His stomach was sour from all the wine. He met her eyes and held them. “You still came. You still drove out to get her. That’s what matters.”
“No, it doesn’t.”
“Look, I could have taken my car and driven her back to Waltham. I could have immediately called the police when I thought something was off. But I didn’t. Don’t you think I wish I had?”
She was quiet for a minute. “I wish you had, too. I can’t lie about that.”
“Well, I was too late, too. When Vera was sick. I was busy with school and wasn’t paying attention. She wanted to go see a doctor, and I said it was just stress, because we had so many bills, and she agreed with me. What does that say about the way I loved her?” As soon as he said it out loud, he felt himself sinking.
“Why is Vera’s death your fault? Why isn’t it Vera’s?”
He looked at her, astonished. “You’re blaming Vera?”
“She could have gone to a doctor on her own. She could have taken care of herself. That makes her responsible.”
“I think you should stop talking,” he said. “I think you need to stop right now.”
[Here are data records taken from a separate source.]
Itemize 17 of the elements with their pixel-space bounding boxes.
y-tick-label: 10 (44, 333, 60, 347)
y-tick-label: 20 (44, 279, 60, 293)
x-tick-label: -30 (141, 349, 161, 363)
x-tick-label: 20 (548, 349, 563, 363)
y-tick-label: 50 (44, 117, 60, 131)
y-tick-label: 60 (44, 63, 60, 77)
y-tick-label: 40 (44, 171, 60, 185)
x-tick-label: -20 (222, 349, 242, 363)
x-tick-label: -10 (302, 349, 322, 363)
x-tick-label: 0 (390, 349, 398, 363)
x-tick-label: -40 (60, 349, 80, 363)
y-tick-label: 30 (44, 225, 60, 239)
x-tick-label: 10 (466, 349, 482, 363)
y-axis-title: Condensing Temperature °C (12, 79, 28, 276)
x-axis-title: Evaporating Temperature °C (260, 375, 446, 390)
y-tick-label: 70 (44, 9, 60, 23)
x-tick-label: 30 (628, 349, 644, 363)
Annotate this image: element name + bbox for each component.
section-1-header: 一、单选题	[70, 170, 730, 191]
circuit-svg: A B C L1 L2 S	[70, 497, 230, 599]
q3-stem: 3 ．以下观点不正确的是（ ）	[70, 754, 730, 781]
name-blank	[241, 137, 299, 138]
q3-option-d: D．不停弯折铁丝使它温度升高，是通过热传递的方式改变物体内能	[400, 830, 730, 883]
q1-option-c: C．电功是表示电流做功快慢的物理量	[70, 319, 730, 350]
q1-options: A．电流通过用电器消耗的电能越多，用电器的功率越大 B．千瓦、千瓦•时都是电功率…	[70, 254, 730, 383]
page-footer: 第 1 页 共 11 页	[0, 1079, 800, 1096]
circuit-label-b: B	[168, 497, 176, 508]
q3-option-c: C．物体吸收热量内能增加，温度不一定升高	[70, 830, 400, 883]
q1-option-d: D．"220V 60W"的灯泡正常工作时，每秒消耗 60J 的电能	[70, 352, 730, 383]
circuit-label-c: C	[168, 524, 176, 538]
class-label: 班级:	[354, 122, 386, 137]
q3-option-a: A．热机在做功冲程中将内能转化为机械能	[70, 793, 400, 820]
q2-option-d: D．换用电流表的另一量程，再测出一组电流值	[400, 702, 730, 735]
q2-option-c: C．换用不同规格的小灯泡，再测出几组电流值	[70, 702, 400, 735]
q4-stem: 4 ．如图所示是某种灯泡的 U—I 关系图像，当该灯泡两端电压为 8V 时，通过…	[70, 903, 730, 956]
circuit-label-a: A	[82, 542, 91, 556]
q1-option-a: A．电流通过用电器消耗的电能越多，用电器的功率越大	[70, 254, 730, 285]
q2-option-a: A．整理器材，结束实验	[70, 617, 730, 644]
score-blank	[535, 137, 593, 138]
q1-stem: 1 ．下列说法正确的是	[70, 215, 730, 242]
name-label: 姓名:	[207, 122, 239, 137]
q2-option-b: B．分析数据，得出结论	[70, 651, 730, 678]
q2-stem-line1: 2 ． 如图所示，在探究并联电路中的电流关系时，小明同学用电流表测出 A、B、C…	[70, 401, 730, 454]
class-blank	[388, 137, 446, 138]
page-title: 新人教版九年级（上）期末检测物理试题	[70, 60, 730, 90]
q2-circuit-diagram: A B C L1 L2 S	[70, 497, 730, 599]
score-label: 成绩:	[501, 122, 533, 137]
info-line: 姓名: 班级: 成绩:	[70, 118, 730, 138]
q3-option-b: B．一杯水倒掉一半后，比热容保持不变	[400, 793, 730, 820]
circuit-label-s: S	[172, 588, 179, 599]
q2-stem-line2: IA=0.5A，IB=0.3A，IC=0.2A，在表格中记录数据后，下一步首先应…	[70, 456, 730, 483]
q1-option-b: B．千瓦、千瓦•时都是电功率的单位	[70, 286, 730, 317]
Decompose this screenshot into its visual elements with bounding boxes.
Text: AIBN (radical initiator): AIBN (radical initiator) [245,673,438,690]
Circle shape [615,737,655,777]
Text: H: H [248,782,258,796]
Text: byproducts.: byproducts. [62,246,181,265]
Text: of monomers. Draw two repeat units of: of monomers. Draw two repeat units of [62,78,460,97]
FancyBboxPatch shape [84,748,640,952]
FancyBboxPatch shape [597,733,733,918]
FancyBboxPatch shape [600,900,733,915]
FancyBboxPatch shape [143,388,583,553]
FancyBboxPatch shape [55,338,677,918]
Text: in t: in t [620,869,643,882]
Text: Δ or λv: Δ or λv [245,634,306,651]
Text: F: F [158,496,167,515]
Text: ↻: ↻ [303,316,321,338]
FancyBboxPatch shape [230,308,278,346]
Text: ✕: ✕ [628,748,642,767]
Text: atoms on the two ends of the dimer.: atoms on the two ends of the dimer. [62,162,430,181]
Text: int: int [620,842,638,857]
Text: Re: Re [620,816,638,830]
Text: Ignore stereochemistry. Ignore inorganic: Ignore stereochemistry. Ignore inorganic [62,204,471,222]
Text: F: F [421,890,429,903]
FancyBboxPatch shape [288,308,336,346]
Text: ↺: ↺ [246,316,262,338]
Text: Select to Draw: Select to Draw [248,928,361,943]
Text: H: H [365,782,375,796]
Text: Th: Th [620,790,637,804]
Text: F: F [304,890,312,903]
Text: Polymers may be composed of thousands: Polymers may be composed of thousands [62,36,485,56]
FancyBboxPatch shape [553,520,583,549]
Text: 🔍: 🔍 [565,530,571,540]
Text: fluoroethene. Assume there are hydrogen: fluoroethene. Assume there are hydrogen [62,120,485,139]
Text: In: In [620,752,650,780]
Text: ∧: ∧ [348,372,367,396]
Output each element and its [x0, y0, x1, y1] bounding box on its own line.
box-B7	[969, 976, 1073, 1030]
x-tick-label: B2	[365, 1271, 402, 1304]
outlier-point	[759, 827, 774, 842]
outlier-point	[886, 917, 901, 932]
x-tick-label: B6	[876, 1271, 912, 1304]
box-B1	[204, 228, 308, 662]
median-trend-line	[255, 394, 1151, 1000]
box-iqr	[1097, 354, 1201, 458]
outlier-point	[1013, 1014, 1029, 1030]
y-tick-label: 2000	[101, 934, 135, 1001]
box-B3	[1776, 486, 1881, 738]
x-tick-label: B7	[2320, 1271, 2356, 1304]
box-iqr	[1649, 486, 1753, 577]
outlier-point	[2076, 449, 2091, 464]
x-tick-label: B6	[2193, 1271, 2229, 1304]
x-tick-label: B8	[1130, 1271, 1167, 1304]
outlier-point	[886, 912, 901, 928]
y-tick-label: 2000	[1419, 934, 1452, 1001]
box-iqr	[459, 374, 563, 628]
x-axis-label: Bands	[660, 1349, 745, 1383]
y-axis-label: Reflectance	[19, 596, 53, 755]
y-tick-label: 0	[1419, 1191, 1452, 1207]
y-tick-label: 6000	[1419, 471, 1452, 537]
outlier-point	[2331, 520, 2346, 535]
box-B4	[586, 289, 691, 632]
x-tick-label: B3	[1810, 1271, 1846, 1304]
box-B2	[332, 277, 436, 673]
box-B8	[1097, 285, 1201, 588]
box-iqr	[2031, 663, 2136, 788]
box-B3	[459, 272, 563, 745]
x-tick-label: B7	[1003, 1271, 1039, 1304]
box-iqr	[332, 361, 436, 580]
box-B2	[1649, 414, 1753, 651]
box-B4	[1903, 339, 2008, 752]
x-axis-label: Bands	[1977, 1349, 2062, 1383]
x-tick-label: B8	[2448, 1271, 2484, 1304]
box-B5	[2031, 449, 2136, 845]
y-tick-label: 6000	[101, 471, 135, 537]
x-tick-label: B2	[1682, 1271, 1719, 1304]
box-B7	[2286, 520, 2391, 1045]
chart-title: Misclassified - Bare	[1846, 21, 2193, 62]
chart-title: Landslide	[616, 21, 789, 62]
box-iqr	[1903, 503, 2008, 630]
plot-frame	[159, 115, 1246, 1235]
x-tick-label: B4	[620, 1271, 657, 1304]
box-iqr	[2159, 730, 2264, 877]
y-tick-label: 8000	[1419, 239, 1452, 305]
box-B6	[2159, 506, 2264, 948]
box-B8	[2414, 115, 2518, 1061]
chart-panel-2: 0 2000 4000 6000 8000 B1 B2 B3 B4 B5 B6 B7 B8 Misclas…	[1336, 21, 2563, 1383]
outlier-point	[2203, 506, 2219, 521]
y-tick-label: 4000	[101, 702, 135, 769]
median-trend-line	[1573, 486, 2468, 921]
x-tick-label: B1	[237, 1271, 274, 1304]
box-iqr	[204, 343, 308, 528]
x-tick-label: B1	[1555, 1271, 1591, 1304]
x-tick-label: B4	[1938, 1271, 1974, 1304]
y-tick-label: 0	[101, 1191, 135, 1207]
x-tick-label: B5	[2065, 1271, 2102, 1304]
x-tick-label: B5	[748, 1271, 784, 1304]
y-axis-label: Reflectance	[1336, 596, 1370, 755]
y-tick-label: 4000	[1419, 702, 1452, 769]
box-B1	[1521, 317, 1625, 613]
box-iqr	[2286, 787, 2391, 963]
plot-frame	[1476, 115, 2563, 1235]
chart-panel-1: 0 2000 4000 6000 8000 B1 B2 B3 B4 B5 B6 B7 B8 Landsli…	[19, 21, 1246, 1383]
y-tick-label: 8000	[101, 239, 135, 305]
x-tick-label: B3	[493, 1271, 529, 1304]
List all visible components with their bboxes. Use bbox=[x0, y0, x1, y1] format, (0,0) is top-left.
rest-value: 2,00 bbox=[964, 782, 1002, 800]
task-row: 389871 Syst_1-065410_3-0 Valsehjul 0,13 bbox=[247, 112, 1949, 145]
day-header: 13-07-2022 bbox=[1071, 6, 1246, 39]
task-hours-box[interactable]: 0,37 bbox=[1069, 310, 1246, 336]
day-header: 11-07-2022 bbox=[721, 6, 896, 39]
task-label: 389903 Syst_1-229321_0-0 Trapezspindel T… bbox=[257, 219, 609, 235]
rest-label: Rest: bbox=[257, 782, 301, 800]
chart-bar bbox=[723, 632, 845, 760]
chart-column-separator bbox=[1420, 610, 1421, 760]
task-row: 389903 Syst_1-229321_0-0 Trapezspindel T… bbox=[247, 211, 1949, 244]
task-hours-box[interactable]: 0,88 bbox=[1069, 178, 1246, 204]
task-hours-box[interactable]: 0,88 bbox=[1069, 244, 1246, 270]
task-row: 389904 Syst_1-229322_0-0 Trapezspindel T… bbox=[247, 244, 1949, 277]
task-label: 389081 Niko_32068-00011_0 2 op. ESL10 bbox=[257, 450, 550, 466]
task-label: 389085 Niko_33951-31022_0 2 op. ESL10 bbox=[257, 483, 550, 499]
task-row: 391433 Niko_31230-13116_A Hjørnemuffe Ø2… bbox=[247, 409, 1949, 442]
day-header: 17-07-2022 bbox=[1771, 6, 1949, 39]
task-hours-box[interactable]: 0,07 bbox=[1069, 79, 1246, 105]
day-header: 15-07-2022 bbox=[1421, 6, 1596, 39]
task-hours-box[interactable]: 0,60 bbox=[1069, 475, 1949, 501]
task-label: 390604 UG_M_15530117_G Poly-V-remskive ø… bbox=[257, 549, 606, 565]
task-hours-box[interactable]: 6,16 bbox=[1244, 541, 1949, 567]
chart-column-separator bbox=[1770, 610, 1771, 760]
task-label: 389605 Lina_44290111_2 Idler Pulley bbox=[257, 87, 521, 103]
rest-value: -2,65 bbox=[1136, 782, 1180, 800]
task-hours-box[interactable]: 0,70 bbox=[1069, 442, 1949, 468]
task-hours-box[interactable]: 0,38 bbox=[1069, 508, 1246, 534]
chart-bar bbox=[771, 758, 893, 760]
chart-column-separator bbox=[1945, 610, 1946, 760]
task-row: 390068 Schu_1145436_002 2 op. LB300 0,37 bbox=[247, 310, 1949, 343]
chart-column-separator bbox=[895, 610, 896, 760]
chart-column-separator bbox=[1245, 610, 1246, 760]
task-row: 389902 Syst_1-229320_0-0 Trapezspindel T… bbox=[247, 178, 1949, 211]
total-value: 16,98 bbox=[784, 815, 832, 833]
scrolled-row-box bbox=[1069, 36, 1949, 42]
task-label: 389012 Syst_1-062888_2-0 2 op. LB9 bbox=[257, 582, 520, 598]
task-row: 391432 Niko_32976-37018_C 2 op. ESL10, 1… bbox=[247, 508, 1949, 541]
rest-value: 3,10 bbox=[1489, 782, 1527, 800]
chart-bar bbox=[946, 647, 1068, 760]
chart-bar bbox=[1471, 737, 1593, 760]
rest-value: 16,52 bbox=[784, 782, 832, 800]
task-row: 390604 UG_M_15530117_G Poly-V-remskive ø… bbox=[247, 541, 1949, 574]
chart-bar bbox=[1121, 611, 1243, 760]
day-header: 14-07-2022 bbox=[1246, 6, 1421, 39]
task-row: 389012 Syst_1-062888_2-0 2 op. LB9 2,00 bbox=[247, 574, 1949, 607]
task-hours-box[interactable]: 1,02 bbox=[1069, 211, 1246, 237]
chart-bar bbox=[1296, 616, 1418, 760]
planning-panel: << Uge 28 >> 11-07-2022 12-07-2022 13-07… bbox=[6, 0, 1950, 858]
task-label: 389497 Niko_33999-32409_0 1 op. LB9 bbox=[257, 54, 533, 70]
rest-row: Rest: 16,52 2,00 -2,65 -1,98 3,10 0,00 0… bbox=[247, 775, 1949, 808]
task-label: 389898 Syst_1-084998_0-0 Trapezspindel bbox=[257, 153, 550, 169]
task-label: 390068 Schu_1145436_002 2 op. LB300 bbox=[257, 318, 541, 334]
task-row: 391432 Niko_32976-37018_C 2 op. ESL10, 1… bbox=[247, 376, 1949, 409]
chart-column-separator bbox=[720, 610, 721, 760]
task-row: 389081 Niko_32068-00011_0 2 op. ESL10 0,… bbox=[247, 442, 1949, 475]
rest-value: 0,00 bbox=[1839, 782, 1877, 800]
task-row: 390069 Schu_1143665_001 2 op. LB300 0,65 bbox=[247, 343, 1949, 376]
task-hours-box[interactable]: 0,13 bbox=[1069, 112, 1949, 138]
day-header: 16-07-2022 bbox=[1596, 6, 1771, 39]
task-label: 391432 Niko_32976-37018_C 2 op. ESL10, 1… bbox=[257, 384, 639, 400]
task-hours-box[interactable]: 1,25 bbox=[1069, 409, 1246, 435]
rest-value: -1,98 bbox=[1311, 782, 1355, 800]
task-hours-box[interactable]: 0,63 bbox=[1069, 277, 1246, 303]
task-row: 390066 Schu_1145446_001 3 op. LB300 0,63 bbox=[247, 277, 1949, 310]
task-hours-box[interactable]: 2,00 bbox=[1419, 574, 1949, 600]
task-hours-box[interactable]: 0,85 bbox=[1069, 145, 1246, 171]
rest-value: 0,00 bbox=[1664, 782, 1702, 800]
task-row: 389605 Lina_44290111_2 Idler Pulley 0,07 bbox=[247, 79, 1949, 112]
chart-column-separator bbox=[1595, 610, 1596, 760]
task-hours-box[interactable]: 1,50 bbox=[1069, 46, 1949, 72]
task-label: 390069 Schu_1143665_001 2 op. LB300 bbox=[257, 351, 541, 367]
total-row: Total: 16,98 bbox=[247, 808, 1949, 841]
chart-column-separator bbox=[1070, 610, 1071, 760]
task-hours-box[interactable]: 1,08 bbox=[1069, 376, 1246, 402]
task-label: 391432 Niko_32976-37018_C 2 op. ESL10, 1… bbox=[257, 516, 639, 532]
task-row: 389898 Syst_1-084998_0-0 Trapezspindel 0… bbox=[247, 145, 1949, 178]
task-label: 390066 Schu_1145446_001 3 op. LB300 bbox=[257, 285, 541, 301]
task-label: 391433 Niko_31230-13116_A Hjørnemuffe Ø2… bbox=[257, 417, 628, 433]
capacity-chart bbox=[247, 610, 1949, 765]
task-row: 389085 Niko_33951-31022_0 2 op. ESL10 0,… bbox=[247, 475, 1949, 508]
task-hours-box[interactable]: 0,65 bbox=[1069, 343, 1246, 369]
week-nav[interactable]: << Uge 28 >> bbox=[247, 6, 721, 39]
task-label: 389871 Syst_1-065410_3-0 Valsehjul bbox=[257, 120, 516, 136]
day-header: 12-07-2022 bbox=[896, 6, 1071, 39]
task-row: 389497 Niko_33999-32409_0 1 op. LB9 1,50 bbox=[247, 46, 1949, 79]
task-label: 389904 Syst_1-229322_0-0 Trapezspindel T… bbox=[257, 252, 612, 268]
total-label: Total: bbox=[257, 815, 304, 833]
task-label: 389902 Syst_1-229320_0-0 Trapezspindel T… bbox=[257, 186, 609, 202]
“Really? Are you sure? Why was it all up to you? Why were you the one who had to take on all the burdens? Make all the decisions? She was an adult. Why didn’t she take care of herself?”
“I could say the same about you and Lucy.”
“Oh, really. Lucy was my baby sister. I practically brought her up. I watched out for her because she sure as hell couldn’t watch out for herself. I was the one who was supposed to be looking out for her, not you. I fucked up. She called me! Lucy called me! If I had gotten here sooner, if I had come when she called—”
“Jesus! You can’t control everything!”
“Neither can you! So Lucy wouldn’t let you help her. How were you supposed to know what was going to happen next? So Vera was really sick and you didn’t know that, but you didn’t cause it. It wasn’t your fault.”